Era un viaje lleno de expectativas; la tripulación se hallaba en permanente estado de alerta, atenta a la pantalla del radar y efectuando observaciones con sus largavistas mientras los pasajeros en la bodega, rogaban para que nada entorpeciese su arribo.

A las Malvinas no pudieron verlas bien porque al aparecer en el horizonte era prácticamente de noche pero la emoción embargó a todos cuando el piloto les informó que iniciaban el descenso. Aterrizaron a las 18.00 y ni bien la compuerta trasera se abrió, los hombres procedieron a descargar el equipo lo más rápidamente posible ya que el gigantesco transporte solo permanecería en el lugar unos quince minutos, con sus motores en funcionamiento y luego partiría de regreso, llevando consigo al personal evacuado.

Allí tuvieron su primer contacto con la realidad ya que mientras descargaban el material, los camilleros llegaron corriendo transportando a los heridos, algunos de ellos graves, a quienes acomodaron dentro del avión con la ayuda de los tripulantes.

Cuando el Hércules despegó, un pesado silencio invadió el lugar. La vista de los cráteres producidos por la aviación enemiga y los Pucará destruidos junto a la pista no hicieron más que aumentar la extraña sensación de que habían llegado a la guerra.

Las imágenes, por más duras, no mitigaron, la emoción de los recién llegados.

Al descender del avión, el teniente primero Rubén Márquez besó el suelo; Losito, por su parte, sintió una extraña impresión, como si el general San Martín, a quien tanto admiraba, estuviese a punto de aparecer para impartir directivas. Los demás vivieron sus propias emociones, de acuerdo a sus temperamentos y estados de ánimo.

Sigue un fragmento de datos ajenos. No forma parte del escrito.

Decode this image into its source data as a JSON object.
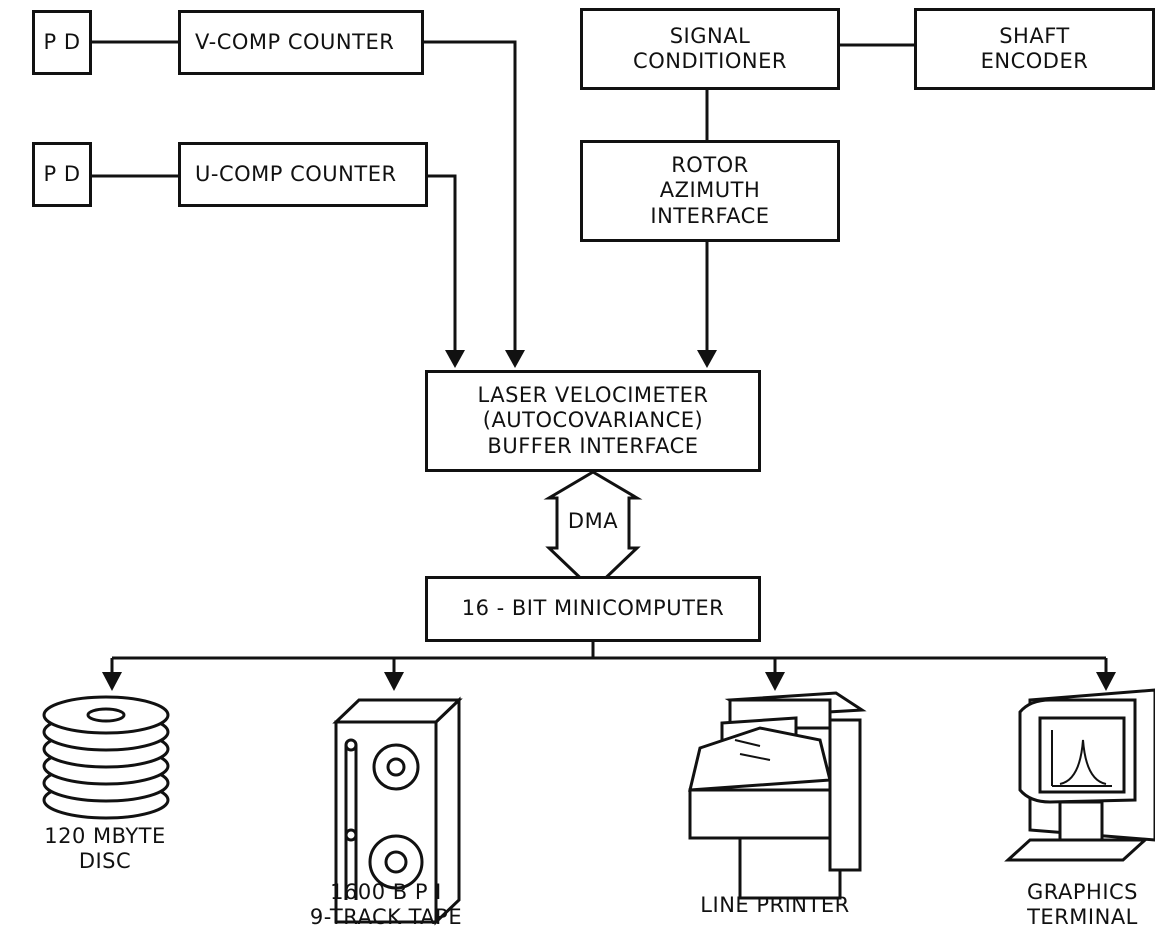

Sin embargo, casi enseguida, las palabras de un oficial de la Fuerza Aérea volvió a todos en sí:

-Nos están dando con todo. Aquí vivimos en alerta permanente, corriendo a refugiarnos a los pozos llenos de agua. Al parecer, el aeropuerto es el objetivo principal. Los ingleses en San Carlos hacen lo que quieren porque nos resulta imposible llegar hasta allá. Carecemos de medios para ello.

-¿Y si vamos caminando? – preguntó el teniente Daniel Martínez.

-Esperá a conocer el terreno y vas a ver. No solo te hundís en él sino que además… las Malvinas son muy grandes.

Cuando el avión que los trajo desapareció en el horizonte, llegó hasta el lugar una columna de camiones que fue virtualmente abordada por los comandos quienes, a esa altura, se habían quitado las boinas reemplazándolas por sus cascos de acero con el objeto de engañar a posibles espías e infiltrados.

Al abandonar el aeropuerto, vieron grupos de soldados haciéndoles gestos. En un primer momento creyeron que se trataba de saludos pero enseguida comprendieron que les pedían alimentos. Fue una sensación desagradable, pues demostraba ausencia de disciplina y graves problemas de logística. Si las tropas apostadas en la capital estaban mal alimentadas, cuánto peor lo estarían las de los puestos adelantados. Otra sorpresa fue ver las calles de la ciudad iluminadas, hecho que facilitaba el reglaje del bombardeo naval enemigo.

La situación era extremadamente grave y dejaba al descubierto una terrible realidad: los mandos argentinos tanto en las islas como en el continente eran totalmente ineficaces. ¿Cómo era posible semejante negligencia?

En el gimnasio contiguo a la iglesia católica tuvo lugar el encuentro entre los efectivos de las compañías 601 y 602. Hubo abrazos, gritos y mucha algarabía porque compañeros de muchos años se reencontraban en la zona de combate, listos para entrar en acción.

Una vez acomodados sus equipos, los veteranos de la 601 relataron a los recién llegado sus experiencias y les informaron que esa noche iba a dar comienzo una gran batalla en el istmo de Darwin, cosa que Rico y sus hombres ignoraban por completo.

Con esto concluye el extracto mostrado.